Plans for the future are ambitious – Arctic oil and gas exploration is a clear priority for the Kremlin. A couple of weeks ago, Russia’s Natural Resources Minister Sergey Donskoy wrote on his Facebook page that “the Arctic shelf, despite some project delays related to oil prices, remains a strategic direction for development.”
He added the government has introduced tax relief for companies involved in Arctic exploration and development as a way of stimulating these activities.
Earlier this month, Deputy Prime Minister Dmitriy Rogozin announced the government is working on a comprehensive standard for Arctic exploration that will seek to establish the most appropriate technology and equipment to be used in the development of oil and gas deposits in the region. This also includes the design of new equipment to suit the needs of different fields. In short: Russia is looking North.
Most of the country’s current crude oil output comes from giant fields across Siberia, which were discovered decades ago and are now depleting. Russia is much behind the U.S. and Europe in terms of technological advancements in the oil and gas industry, especially in shale, so it would need to rely overwhelmingly on imported equipment if it wants to explore its shale resources. Until these imports can be restarted, however, shale reserves could be difficult to tap.

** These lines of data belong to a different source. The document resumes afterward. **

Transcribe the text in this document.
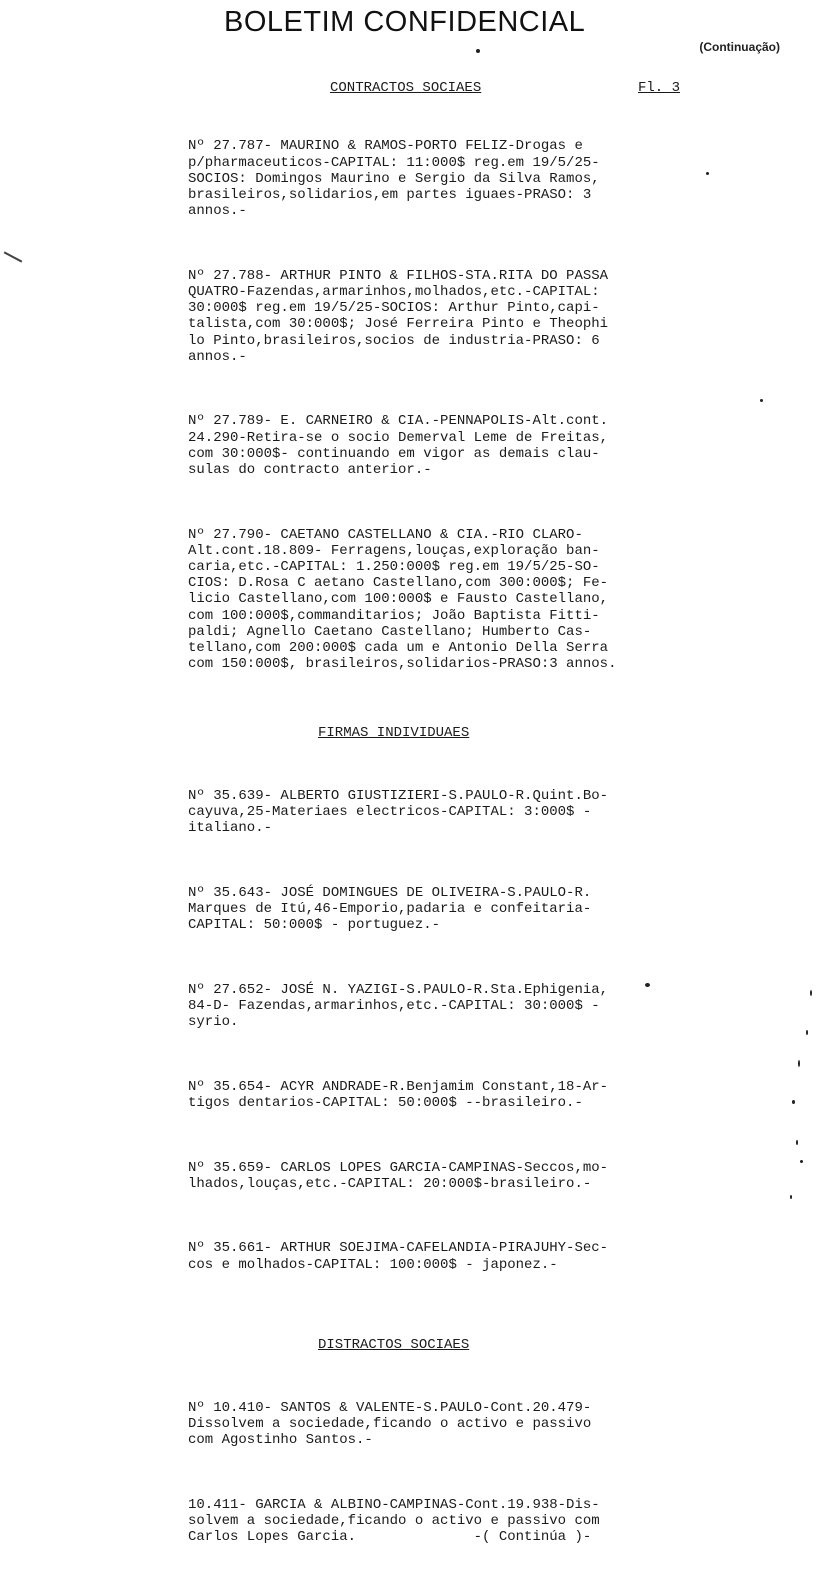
BOLETIM CONFIDENCIAL
(Continuação)
CONTRACTOS SOCIAES	Fl. 3

Nº 27.787- MAURINO & RAMOS-PORTO FELIZ-Drogas e
p/pharmaceuticos-CAPITAL: 11:000$ reg.em 19/5/25-
SOCIOS: Domingos Maurino e Sergio da Silva Ramos,
brasileiros,solidarios,em partes iguaes-PRASO: 3
annos.-

Nº 27.788- ARTHUR PINTO & FILHOS-STA.RITA DO PASSA
QUATRO-Fazendas,armarinhos,molhados,etc.-CAPITAL:
30:000$ reg.em 19/5/25-SOCIOS: Arthur Pinto,capi-
talista,com 30:000$; José Ferreira Pinto e Theophi
lo Pinto,brasileiros,socios de industria-PRASO: 6
annos.-

Nº 27.789- E. CARNEIRO & CIA.-PENNAPOLIS-Alt.cont.
24.290-Retira-se o socio Demerval Leme de Freitas,
com 30:000$- continuando em vigor as demais clau-
sulas do contracto anterior.-

Nº 27.790- CAETANO CASTELLANO & CIA.-RIO CLARO-
Alt.cont.18.809- Ferragens,louças,exploração ban-
caria,etc.-CAPITAL: 1.250:000$ reg.em 19/5/25-SO-
CIOS: D.Rosa C aetano Castellano,com 300:000$; Fe-
licio Castellano,com 100:000$ e Fausto Castellano,
com 100:000$,commanditarios; João Baptista Fitti-
paldi; Agnello Caetano Castellano; Humberto Cas-
tellano,com 200:000$ cada um e Antonio Della Serra
com 150:000$, brasileiros,solidarios-PRASO:3 annos.

FIRMAS INDIVIDUAES

Nº 35.639- ALBERTO GIUSTIZIERI-S.PAULO-R.Quint.Bo-
cayuva,25-Materiaes electricos-CAPITAL: 3:000$ -
italiano.-

Nº 35.643- JOSÉ DOMINGUES DE OLIVEIRA-S.PAULO-R.
Marques de Itú,46-Emporio,padaria e confeitaria-
CAPITAL: 50:000$ - portuguez.-

Nº 27.652- JOSÉ N. YAZIGI-S.PAULO-R.Sta.Ephigenia,
84-D- Fazendas,armarinhos,etc.-CAPITAL: 30:000$ -
syrio.

Nº 35.654- ACYR ANDRADE-R.Benjamim Constant,18-Ar-
tigos dentarios-CAPITAL: 50:000$ --brasileiro.-

Nº 35.659- CARLOS LOPES GARCIA-CAMPINAS-Seccos,mo-
lhados,louças,etc.-CAPITAL: 20:000$-brasileiro.-

Nº 35.661- ARTHUR SOEJIMA-CAFELANDIA-PIRAJUHY-Sec-
cos e molhados-CAPITAL: 100:000$ - japonez.-

DISTRACTOS SOCIAES

Nº 10.410- SANTOS & VALENTE-S.PAULO-Cont.20.479-
Dissolvem a sociedade,ficando o activo e passivo
com Agostinho Santos.-

10.411- GARCIA & ALBINO-CAMPINAS-Cont.19.938-Dis-
solvem a sociedade,ficando o activo e passivo com
Carlos Lopes Garcia.              -( Continúa )-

There are three potentially giant fields in Russia’s Arctic that are currently being developed: the onshore Kharyaga, Trebs and Titov, and Prirazlomnoye. Kharyaga was considered a very promising deposit initially, and companies such as Total and Statoil were quick to get on board. Now, however, the reserves of the field have been revised down from 125 million tons to 29 million tons, and Total is out of the picture as operator, transferring this role to Russian Zarubezhneft.
A total of 29 million tons may not be as good as more than 100 million, but it’s by no means a small amount. According to Bloomberg estimates, Kharyaga will yield 200,000 bpd in four years.
Gazprom Neft’s Prirazlomnoye, according to the company, holds over 70 million tons of crude in recoverable reserves and can yield 5.5 million tons annually. By 2020, Bloomberg estimates, the field would produce 125,000 bpd.
The third field, which is actually twin fields Trebs and Titov, is operated by Lukoil and Bashneft, where production started three years ago. The current year is the first to see commercial-scale output and by 2020, Trebs and Titov should yield 100,000 bpd.
These figures may not sound very impressive right now, but they will enable Russia to maintain its record-high output as its most mature fields yield less and less. And then, when the Western sanctions are lifted – and they will be, sooner or later – Arctic exploration will get another major boost from foreign operators.
If all goes as planned, the Arctic could help Russia surpass Saudi Arabia and the United States as the world’s largest oil producer by a large margin. That is, if all goes as planned.